Anemone Beaulier

3 poems

Natale

In the expectant hush of Christmas Eve,
your father and I walk strade strung with stars
to the spotlit Forum, shambling heart 

beat by a hundred generations’ passing.
We speak to you in utero, novice of il cuore and its frailty,
bow toward your nubbish ears, slight bones just set so they might ring 

with talk of ribboned trinkets, pizzelle and almond cookies
and, long, long from now, when you might walk the Via dei Fori Imperiali,
voluptuous with a child for which you might dream.  

Our words rise against
the Coliseum’s arches, crumbling these nineteen centuries,
its builders’ families scattered beyond identity. What remains apart 

from chiseled stone and skeletons stacked below the city? 
Of us: paper and ink; soon, a baby—to whom we’ll gift this vignette and the falling,
rising city, story of our middle years to become story of your beginning.
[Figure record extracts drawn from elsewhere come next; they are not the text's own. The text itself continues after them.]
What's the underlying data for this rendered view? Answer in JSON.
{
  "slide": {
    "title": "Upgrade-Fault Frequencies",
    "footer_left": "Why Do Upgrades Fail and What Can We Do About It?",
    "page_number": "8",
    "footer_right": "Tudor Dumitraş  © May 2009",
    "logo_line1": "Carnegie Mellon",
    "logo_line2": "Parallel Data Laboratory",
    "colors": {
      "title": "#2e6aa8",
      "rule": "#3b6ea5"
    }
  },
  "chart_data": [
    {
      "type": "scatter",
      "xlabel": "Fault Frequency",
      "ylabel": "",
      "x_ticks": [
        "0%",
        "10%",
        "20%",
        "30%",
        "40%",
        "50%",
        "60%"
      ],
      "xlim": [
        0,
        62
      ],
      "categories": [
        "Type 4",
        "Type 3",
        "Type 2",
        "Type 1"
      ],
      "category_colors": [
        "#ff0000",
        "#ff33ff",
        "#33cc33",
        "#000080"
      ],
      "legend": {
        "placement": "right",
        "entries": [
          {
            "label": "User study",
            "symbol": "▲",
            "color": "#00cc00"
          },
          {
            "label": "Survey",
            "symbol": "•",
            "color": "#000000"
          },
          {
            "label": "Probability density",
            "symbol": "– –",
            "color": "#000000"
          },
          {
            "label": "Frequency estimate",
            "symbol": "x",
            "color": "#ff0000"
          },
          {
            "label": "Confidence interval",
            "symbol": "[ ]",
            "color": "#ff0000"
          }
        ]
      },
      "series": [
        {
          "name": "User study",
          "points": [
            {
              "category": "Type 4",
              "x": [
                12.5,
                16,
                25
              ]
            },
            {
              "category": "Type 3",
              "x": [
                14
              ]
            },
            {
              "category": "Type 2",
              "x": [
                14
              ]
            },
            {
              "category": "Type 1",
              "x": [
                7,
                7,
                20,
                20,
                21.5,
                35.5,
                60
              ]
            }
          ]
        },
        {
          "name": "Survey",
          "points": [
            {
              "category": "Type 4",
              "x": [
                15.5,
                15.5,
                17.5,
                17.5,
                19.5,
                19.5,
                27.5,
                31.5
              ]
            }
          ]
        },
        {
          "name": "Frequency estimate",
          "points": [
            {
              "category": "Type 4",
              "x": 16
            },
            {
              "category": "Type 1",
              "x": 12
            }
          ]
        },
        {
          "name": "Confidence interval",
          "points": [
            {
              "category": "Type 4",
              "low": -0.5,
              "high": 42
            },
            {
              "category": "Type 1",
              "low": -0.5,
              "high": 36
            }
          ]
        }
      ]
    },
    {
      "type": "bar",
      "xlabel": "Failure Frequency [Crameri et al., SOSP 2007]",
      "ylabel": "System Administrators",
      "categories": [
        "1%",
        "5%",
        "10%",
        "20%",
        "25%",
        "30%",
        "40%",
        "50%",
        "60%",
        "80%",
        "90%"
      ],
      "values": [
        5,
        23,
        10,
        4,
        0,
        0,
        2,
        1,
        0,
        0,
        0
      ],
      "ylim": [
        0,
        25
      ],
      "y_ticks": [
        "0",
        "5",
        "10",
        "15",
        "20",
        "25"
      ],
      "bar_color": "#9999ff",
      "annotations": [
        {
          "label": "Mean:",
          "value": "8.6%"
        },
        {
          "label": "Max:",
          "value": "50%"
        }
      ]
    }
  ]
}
Mezzanotte bells ricochet through our speech, clangor
of birth, death, union, destruction, hours passing
to ages—and, as suddenly, shiver to nothing.

 

We Learn Fear

 

Two years, I slept and woke with your dream-talk
wending its way through the wall beside my bed:
a wail, a dozen footfalls, a hollow door only and all 

between us. Now, the wombed baby
is weeks from first caterwaul, the nursery hers,
and you upstairs, in the attic suite.

I strain at the monitor’s static nothing
this first time you’ve been beyond my ears’ tending:
no weeping or talk to Teddy, not a sheet settling.

But I mind each whine of wind in the eaves,
each joist-pop of the house settling,
the ah-wooof a distant coyote,

while you, not so long born from me,
but a year done with nursing—you, cheek to my hip,
grip on my pant-leg your hours of waking—

you accept this solitary sleep, enclosed
in that garret, a creaking climb above me.
We learn fear, and you have yet to conjure its trappings:

crimson eyes at the sill, closet knob turning,
ghouls, thieves, a mother who doesn’t quicken
and cleave to your call—all beyond imagining.

 A love-shabbied bear and my warmth lingering
 on your bedding are yet enough,
 and little as you’ll ever need.

 

Sunday’s Child

 

Sundays were a summer stream;
our bed, a raft drifting.
We lay amidst the buzz of green things,

forget-me-nots heavy with sipping bees,
a frenzy of pairing in the heat—
then slept, burning light with dreams.

Now, we are spun and dashed in the torrent
of your fitful rest and sudden waking. 
We must choose in minutes of passing peace: 

slumber enough to bog our thoughts, sex enough to perceive
what will be left incomplete when you scream.  
We’ve foundered among the rocks and eddies, 

so tired we cannot turn ourselves to the bank’s safety—
a sort of tired that, if someone had foretold,
we would not have believed: tired approaching old.

But sometimes, when the church bells have ceased,
you sleep
and sleep as we once supposed all babies must sleep.

Then, our breath tremendous in the silence,
I find what I knew of youth
in your father’s dark curls and unmarred hands,  

June’s clear light catching along veins muscled to skin, 
ridge of ribs, hollow of stomach,
and we aren’t of an age:

a wrist turned just so might draw us
back to the leafy edge, its drowsy current.

Then, I speak beyond the coo and hush

your disquiet demands: his name, your father’s name.
And though it must ring through your sleep,
you are not jealous, not afraid 

of this mother who would deny your force and the gathering pace. 
No, for you allow us a lost hour,
then sing us awake.


Anemone Beaulier’s poetry has appeared or is forthcoming on Poetry Daily and in The Briar Cliff Review, Cimarron Review, Jabberwock Review, Main Street Rag, The Pinch, Poet Lore, Prairie Schooner, Salamander, The Southern Review, Valparaiso Poetry Review, and elsewhere.